In 1990, two University of Alabama physicists, Douglas Torr and Ning Li, had predicted that superconducting magnets might reduce the effect of gravity. After Podkletnov's apparent confirmation of this prediction, Torr persuaded David Noever, a colleague at the nearby Marshall Space Flight Center in Huntsville, Alabama, to attempt to reproduce the gravity shielding experiment.

Torr soon moved to the University of South Carolina and commenced work on a most unusual device.

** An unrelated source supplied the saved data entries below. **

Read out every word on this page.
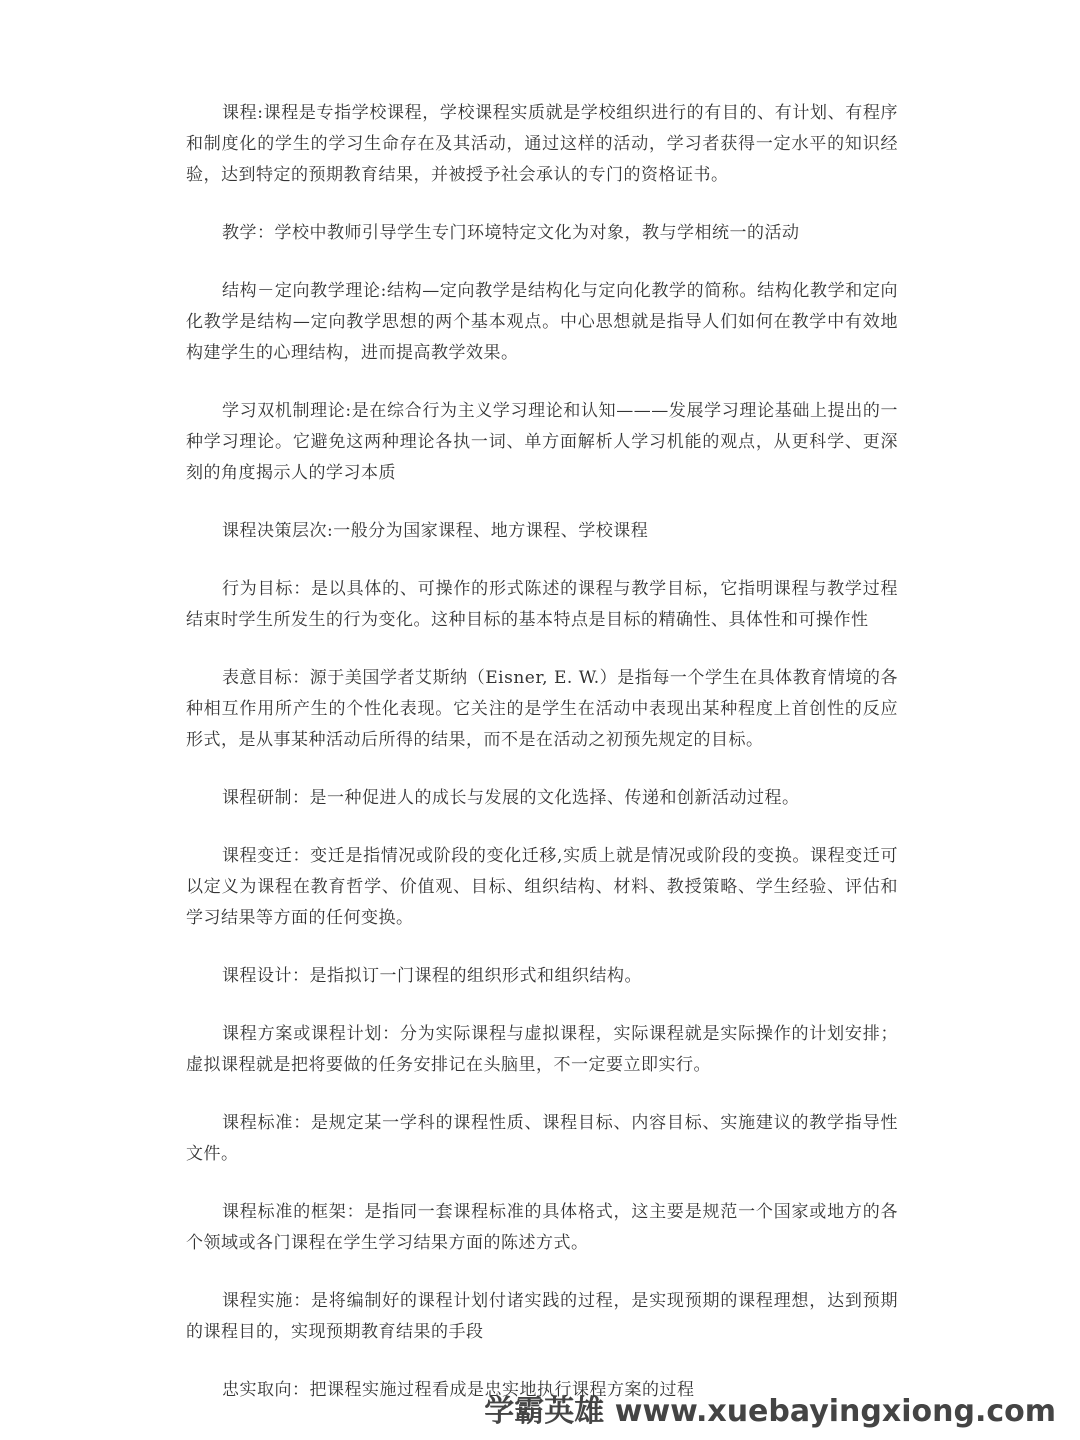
课程:课程是专指学校课程，学校课程实质就是学校组织进行的有目的、有计划、有程序和制度化的学生的学习生命存在及其活动，通过这样的活动，学习者获得一定水平的知识经验，达到特定的预期教育结果，并被授予社会承认的专门的资格证书。

教学：学校中教师引导学生专门环境特定文化为对象，教与学相统一的活动

结构－定向教学理论:结构—定向教学是结构化与定向化教学的简称。结构化教学和定向化教学是结构—定向教学思想的两个基本观点。中心思想就是指导人们如何在教学中有效地构建学生的心理结构，进而提高教学效果。

学习双机制理论:是在综合行为主义学习理论和认知———发展学习理论基础上提出的一种学习理论。它避免这两种理论各执一词、单方面解析人学习机能的观点，从更科学、更深刻的角度揭示人的学习本质

课程决策层次:一般分为国家课程、地方课程、学校课程

行为目标：是以具体的、可操作的形式陈述的课程与教学目标，它指明课程与教学过程结束时学生所发生的行为变化。这种目标的基本特点是目标的精确性、具体性和可操作性

表意目标：源于美国学者艾斯纳（Eisner, E. W.）是指每一个学生在具体教育情境的各种相互作用所产生的个性化表现。它关注的是学生在活动中表现出某种程度上首创性的反应形式，是从事某种活动后所得的结果，而不是在活动之初预先规定的目标。

课程研制：是一种促进人的成长与发展的文化选择、传递和创新活动过程。

课程变迁：变迁是指情况或阶段的变化迁移,实质上就是情况或阶段的变换。课程变迁可以定义为课程在教育哲学、价值观、目标、组织结构、材料、教授策略、学生经验、评估和学习结果等方面的任何变换。

课程设计：是指拟订一门课程的组织形式和组织结构。

课程方案或课程计划：分为实际课程与虚拟课程，实际课程就是实际操作的计划安排；虚拟课程就是把将要做的任务安排记在头脑里，不一定要立即实行。

课程标准：是规定某一学科的课程性质、课程目标、内容目标、实施建议的教学指导性文件。

课程标准的框架：是指同一套课程标准的具体格式，这主要是规范一个国家或地方的各个领域或各门课程在学生学习结果方面的陈述方式。

课程实施：是将编制好的课程计划付诸实践的过程，是实现预期的课程理想，达到预期的课程目的，实现预期教育结果的手段

忠实取向：把课程实施过程看成是忠实地执行课程方案的过程

学霸英雄 www.xuebayingxiong.com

According to Platt, Torr describes this device as a "gravity generator" that can "create a force beam in any desired direction". Officials of the University of South Carolina, however, apparently disavowed association with this work (in an interview by reporter Charles Platt), and it seems that Torr is seeking private funding to continue his research.

James Woodward, an adjunct professor of physics at Cal State in Fullerton, CA, claims to have constructed a device which achieves "time varied changes in mass" using rather ordinary capacitors.

Marcus Hollingshead, a British inventor, claimed in 2002 to have invented a device with similar gravity-modifying effects, though more related to the non-superconducting spinning S.E.G. configuration proposed by John Searl.

In 2006, Martin Tajmar and several coworkers at the Austrian Research Center (ARC) Seibersdorf announced their claim to have measured the gravitomagnetic London moment of Cooper pairs in a superconducting ring spinning at 6500 rpm. Despite the similarity to the apparatus used by Podkletnov, the authors carefully state in their eprint (see citation below) that their claimed result should not be confused with the claims of Podkletnov; specifically, they measured a tangential gravitomagnetic force created by Type I superconductors, (Elemental Lead and Niobium rings at liquid helium temperatures) but failed to measure an axial force from Type II superconductors (YBCO and BSSCO ceramics at liquid nitrogen temperatures) as described by Podkletnov. Thus, their results suggest a magnified form of "frame dragging" rather than gravity reflection. However, there are major differences between the experiments, such as the method of driving the ring. (In the ARC experiments, the ring was physically driven by a motor, while Podkletnov's experiment levitated and spun the ring using magnetic fields.)